Whatever that comment might have warranted, Jetha diverted her gaze to the building before them that looked as sand-beaten as any other but was unique with its door that stood out like a sore thumb. Perhaps one of her own, given its pink decor and the blinking bulbs of the red neon sign that neither lived nor died. “Rongo’s Roadhouse” flashed its fancy letters save for both R's, a poor gimmick that the owner would insist was the fault of poor circuitry too complicated to fix. Jetha had since presumed that the Rodian was just going for a dive bar vibe in the middle of a dive bar of a spaceport.
“Well, this is the place. Step through here, my love, and I’ll do more than double your earnings from our little Logan job.”

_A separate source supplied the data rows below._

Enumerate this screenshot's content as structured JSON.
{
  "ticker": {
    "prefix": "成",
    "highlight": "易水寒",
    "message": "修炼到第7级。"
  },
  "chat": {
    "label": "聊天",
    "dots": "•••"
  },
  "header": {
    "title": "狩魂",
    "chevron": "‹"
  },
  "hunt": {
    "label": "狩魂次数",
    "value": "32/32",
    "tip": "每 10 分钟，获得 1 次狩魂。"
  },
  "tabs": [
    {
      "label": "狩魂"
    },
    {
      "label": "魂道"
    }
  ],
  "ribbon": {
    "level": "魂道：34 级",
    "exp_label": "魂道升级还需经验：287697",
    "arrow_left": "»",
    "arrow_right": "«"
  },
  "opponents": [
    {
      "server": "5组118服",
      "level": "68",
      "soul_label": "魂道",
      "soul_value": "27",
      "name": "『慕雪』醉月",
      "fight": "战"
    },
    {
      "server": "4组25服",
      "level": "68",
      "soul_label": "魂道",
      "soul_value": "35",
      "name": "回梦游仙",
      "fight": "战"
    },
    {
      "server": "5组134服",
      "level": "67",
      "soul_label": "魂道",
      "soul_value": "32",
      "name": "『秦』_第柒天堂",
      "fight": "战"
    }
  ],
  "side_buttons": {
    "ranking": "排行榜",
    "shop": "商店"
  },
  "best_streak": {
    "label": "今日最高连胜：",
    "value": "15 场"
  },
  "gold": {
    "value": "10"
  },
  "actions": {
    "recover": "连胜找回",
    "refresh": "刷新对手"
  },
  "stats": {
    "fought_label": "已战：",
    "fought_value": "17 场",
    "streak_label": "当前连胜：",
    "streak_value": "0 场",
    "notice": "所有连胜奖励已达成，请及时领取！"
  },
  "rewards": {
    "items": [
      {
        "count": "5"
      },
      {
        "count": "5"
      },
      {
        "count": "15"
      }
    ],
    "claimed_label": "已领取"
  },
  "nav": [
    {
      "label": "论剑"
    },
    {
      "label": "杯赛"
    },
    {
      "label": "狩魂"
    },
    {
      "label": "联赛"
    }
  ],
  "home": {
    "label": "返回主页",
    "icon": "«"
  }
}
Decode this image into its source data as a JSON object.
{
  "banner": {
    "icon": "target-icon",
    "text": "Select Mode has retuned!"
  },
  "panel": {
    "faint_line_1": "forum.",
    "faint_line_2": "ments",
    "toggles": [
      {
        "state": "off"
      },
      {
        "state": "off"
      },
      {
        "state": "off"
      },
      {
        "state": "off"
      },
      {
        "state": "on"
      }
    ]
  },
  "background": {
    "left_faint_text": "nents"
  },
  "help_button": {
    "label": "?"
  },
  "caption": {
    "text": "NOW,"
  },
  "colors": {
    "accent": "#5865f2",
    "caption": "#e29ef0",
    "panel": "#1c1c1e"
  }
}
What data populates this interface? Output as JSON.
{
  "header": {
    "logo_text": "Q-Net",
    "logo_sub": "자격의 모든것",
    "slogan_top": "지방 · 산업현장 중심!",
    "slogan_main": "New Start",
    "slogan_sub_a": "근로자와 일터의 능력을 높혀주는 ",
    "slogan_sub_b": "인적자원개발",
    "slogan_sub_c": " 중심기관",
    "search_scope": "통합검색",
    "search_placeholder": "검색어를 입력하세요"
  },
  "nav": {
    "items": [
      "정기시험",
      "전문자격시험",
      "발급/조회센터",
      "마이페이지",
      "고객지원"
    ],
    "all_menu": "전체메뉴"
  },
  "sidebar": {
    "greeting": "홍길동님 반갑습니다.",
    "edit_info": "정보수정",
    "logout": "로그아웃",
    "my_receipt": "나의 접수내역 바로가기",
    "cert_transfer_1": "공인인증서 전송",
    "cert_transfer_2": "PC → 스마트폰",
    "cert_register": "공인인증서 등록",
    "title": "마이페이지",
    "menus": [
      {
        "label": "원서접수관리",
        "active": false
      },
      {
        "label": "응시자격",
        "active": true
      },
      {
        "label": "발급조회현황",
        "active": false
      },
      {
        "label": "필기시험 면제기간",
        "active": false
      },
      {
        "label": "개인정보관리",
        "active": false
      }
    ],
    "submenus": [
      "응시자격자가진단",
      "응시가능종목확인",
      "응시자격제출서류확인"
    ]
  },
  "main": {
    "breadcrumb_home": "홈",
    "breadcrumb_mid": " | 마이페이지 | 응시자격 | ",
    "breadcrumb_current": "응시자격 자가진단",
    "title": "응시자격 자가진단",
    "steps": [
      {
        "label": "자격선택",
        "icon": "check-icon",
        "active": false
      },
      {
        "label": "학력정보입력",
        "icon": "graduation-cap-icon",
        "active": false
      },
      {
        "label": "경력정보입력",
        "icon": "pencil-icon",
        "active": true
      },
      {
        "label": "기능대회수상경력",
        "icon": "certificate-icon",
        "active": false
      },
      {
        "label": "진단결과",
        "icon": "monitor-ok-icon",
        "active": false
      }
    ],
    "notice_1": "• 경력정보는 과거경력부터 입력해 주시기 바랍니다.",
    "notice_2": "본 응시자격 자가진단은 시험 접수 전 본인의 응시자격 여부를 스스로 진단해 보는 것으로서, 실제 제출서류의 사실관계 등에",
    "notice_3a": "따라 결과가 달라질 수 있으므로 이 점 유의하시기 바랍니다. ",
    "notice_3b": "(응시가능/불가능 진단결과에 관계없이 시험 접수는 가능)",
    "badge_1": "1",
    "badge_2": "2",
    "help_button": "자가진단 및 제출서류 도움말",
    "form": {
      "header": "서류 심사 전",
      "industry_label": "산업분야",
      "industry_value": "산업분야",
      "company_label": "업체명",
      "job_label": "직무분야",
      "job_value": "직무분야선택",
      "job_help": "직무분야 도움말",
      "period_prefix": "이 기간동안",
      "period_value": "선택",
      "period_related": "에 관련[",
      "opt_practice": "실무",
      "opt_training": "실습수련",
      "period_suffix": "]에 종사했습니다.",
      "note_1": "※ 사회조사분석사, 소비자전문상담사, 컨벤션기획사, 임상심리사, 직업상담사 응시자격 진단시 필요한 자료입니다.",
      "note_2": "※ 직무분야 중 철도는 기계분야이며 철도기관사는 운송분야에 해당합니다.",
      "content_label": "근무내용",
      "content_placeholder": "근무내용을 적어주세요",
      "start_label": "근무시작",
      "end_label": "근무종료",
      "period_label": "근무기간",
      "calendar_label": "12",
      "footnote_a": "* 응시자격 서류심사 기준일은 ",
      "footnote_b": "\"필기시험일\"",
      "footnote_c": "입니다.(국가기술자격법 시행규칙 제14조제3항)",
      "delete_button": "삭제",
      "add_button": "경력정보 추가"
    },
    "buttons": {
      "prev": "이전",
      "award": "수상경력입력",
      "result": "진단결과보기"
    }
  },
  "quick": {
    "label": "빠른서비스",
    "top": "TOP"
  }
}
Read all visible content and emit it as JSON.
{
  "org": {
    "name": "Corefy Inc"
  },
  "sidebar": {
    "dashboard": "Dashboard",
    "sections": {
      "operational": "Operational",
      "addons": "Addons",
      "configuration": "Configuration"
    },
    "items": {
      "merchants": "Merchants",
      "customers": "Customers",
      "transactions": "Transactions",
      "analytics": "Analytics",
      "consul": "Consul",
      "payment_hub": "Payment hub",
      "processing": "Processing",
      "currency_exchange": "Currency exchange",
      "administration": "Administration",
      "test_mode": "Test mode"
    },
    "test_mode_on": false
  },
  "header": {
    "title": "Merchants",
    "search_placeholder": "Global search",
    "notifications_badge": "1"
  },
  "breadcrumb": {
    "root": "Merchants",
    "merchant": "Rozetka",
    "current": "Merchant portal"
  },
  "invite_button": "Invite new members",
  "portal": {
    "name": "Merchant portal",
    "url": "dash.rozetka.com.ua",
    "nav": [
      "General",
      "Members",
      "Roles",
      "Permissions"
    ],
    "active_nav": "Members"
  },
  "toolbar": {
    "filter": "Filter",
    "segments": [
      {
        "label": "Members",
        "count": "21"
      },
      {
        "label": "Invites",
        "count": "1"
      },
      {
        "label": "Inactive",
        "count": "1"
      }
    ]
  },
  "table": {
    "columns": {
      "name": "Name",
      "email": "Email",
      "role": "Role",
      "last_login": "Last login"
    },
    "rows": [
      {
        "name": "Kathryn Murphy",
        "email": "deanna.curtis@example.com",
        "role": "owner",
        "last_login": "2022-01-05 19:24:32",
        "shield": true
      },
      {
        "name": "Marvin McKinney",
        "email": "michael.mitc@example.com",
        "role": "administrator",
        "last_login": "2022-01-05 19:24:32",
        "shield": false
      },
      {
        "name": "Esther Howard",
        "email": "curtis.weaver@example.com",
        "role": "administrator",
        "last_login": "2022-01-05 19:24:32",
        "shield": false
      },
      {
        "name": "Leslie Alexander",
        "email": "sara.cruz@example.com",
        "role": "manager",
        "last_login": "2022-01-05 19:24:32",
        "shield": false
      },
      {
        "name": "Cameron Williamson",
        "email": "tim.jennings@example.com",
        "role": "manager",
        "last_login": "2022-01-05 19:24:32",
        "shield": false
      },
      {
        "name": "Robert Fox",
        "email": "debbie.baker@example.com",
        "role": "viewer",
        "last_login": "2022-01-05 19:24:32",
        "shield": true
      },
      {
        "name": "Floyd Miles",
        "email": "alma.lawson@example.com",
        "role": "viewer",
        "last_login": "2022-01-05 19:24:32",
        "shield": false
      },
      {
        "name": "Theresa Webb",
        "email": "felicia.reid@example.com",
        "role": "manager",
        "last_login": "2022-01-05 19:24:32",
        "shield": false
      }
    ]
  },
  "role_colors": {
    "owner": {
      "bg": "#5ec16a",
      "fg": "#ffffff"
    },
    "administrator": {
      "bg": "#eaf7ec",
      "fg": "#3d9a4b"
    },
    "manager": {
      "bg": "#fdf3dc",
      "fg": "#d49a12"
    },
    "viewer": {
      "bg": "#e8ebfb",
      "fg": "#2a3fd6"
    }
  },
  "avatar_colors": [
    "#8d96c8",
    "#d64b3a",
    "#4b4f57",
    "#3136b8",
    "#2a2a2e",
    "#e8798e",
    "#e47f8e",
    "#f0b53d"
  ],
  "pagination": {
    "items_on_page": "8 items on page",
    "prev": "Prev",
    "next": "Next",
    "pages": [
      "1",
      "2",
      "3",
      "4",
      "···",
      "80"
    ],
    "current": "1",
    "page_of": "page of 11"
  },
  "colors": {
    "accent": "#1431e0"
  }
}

It had been an ironic ordeal, venturing from Ryloth to Tatooine, trading one desert for the other, and certainly not a feat that Jetha had felt up to accomplishing much. Heat was a cruel joke that the universe had concocted during its blistering birth, a mystery that she may yet never unravel, which was just as well. There were other black boxes that needed to be opened, inside of which was many a credit chip, and inside Rongo’s cantina of all places.
Jetha had managed to convince her fellow Zeltron that there was still money to be made, a little detour before they might part and go their separate ways, and a contact to link up with whose lucrative business opportunity had come her way through the grapevine while the Dandelion had still been spaceborne. One deal, one Rodian, two suns and two Zeltrons. What could possibly go wrong?
Adjusting the strap of her backpack, Jetha popped a stick of chewing gum into her mouth and turned to face her newfound friend once more.
“So, simply put, Rongo’s a lecherous old Rodian with a penchant for flirting and a propensity for lying. It’s part of his table manners when it comes to business, but our pheromones will only go so far with the likes of this one. All that said, I’ll buy first round?”